What about ComfyUI? It has its own API, right?

Yes, ComfyUI exposes a REST API on localhost:8188, and for power users that is the cleanest integration point. You can also drive its UI through accessibility, but for ComfyUI specifically an agent should usually prefer the API. The orchestration story still matters: deciding what workflow to POST, reading the queue state, pulling results back, handing them to the next step. A consumer agent running on your Mac can do all of that and coordinate it with whatever else you are doing, which is the part that does not happen when you are driving ComfyUI by hand in a browser tab.

What does this mean for privacy? Nothing leaves my machine?

The image generator never sends pixels off your Mac. That has always been true for DiffusionBee, Draw Things, Mochi Diffusion, ComfyUI, and Klein; it is the point of a local image generator. Fazm's orchestration layer adds a second privacy decision. If you route the reasoning through a hosted model, the prompts and accessibility-tree observations travel to that provider. If you route through a local model via the Custom API Endpoint setting, nothing leaves. That split is intentional: the user picks, and the generator half stays local either way.

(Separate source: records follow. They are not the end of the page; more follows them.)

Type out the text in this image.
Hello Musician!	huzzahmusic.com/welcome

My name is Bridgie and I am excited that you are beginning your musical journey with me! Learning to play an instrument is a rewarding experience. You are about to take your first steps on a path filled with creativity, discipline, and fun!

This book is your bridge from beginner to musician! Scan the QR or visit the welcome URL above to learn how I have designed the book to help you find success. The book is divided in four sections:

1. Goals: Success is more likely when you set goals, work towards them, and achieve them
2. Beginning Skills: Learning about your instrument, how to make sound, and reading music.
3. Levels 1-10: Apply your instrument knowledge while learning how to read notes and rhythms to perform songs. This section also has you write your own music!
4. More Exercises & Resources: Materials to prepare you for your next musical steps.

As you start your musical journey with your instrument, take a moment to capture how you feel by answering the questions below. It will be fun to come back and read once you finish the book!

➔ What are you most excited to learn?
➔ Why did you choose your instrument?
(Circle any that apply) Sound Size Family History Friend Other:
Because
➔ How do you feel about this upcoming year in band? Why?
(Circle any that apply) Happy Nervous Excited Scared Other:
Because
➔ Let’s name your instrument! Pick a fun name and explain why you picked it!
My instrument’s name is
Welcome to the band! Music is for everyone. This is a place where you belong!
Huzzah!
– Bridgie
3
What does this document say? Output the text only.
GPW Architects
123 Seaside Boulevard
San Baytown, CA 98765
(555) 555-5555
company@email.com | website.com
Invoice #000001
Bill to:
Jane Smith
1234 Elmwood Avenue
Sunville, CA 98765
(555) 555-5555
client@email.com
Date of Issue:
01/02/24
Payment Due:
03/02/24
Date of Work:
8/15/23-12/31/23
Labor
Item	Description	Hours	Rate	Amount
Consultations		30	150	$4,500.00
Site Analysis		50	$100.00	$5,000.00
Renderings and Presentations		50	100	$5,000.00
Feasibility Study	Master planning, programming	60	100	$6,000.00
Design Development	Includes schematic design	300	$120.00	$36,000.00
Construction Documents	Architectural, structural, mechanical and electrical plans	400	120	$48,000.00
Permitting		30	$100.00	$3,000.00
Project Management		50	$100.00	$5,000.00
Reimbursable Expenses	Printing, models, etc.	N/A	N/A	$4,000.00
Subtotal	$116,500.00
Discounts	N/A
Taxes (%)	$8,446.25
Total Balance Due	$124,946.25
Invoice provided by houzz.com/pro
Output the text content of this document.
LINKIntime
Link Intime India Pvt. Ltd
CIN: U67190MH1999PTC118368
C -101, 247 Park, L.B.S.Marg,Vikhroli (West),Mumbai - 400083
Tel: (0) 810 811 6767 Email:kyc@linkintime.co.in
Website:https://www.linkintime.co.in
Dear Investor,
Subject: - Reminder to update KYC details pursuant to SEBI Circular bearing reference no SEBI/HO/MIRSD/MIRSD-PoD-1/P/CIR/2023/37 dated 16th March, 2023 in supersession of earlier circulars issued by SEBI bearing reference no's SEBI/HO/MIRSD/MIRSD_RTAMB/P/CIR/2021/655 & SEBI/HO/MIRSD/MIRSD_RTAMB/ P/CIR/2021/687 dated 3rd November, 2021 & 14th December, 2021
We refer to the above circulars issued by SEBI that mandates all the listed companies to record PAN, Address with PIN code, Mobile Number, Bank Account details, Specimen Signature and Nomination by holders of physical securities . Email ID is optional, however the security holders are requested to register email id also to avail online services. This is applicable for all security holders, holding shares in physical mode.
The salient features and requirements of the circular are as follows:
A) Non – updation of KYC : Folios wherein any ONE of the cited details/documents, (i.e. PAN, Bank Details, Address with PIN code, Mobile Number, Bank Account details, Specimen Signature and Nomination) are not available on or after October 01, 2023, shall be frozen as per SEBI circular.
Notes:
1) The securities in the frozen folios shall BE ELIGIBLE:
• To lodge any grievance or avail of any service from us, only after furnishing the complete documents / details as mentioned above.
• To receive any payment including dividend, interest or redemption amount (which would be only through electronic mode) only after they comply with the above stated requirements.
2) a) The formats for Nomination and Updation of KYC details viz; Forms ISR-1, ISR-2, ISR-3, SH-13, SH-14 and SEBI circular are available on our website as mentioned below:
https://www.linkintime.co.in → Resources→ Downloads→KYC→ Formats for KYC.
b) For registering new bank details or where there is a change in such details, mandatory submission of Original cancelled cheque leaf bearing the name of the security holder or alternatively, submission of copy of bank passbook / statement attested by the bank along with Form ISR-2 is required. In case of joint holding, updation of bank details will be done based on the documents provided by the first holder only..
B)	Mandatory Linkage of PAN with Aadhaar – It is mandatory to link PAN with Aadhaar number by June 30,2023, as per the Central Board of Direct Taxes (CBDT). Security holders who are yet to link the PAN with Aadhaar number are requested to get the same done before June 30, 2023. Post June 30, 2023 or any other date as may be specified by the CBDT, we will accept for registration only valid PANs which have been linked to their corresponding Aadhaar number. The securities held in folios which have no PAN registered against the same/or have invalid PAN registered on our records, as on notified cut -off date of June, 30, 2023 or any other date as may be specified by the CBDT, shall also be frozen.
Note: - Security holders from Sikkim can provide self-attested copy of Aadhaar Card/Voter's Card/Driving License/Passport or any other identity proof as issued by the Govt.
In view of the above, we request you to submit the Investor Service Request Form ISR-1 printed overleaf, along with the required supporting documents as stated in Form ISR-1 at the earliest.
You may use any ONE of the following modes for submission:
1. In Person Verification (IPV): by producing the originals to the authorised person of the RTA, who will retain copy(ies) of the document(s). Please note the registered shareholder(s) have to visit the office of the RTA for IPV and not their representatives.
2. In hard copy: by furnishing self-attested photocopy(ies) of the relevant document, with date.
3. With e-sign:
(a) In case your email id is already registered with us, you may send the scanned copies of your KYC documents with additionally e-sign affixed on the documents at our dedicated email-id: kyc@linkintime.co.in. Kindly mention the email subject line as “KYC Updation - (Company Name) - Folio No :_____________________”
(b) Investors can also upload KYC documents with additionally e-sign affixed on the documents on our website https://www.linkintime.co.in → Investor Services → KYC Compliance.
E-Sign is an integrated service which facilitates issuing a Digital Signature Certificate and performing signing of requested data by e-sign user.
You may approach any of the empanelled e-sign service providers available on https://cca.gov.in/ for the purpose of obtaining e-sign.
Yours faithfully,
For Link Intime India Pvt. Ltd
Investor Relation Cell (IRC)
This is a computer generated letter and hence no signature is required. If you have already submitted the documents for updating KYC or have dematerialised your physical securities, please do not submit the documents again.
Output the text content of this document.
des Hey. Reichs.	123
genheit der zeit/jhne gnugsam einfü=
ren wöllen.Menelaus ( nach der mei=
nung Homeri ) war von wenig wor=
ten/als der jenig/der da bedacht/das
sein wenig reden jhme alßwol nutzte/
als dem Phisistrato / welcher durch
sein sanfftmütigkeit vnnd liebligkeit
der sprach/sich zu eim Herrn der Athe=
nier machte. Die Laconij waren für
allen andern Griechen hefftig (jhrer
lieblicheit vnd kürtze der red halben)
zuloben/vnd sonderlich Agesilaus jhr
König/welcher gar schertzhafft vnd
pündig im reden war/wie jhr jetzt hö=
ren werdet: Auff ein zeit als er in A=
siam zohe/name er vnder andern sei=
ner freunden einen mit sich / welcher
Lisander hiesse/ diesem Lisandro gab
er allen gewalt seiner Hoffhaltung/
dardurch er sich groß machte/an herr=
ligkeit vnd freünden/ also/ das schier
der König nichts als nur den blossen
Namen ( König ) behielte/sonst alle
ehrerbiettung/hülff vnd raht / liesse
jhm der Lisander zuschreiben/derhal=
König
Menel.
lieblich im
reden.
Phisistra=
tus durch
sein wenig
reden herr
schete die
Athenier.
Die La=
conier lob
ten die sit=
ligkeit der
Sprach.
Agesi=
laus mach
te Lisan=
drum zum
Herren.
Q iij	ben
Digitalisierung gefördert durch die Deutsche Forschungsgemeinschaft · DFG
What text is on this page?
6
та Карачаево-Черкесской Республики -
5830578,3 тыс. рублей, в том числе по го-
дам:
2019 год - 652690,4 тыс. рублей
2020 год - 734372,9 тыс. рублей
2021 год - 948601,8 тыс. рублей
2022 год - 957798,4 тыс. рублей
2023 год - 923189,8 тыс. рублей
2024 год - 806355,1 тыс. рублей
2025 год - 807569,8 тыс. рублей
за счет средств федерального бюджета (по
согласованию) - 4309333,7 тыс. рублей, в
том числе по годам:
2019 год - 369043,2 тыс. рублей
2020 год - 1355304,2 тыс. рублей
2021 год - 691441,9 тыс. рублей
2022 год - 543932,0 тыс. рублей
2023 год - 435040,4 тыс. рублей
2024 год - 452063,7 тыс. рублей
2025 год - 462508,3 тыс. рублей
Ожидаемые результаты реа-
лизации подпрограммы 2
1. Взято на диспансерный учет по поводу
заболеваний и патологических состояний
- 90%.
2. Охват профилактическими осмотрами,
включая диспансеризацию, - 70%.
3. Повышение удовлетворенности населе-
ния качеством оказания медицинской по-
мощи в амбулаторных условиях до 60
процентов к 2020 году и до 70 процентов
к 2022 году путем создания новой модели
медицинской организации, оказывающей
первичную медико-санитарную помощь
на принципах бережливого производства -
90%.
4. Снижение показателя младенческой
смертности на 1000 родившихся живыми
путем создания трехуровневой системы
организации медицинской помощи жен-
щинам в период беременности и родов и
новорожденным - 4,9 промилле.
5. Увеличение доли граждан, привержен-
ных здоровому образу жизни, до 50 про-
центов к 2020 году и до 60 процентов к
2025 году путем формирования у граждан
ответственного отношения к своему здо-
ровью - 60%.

How is this different from Automator or AppleScript for driving image apps?

AppleScript and Automator work on apps that expose a scripting dictionary. DiffusionBee does not. Draw Things' AppleScript support is partial. Mochi Diffusion has minimal scriptable surface. The accessibility tree is a different surface: every native Mac app exposes it, because it is how assistive tech works. A driver built on AXUIElement can reach buttons and fields that no scripting dictionary mentions, and it survives app updates because accessibility metadata tends to be stable across releases. It is also what Apple itself uses for VoiceOver, so the coverage is deep.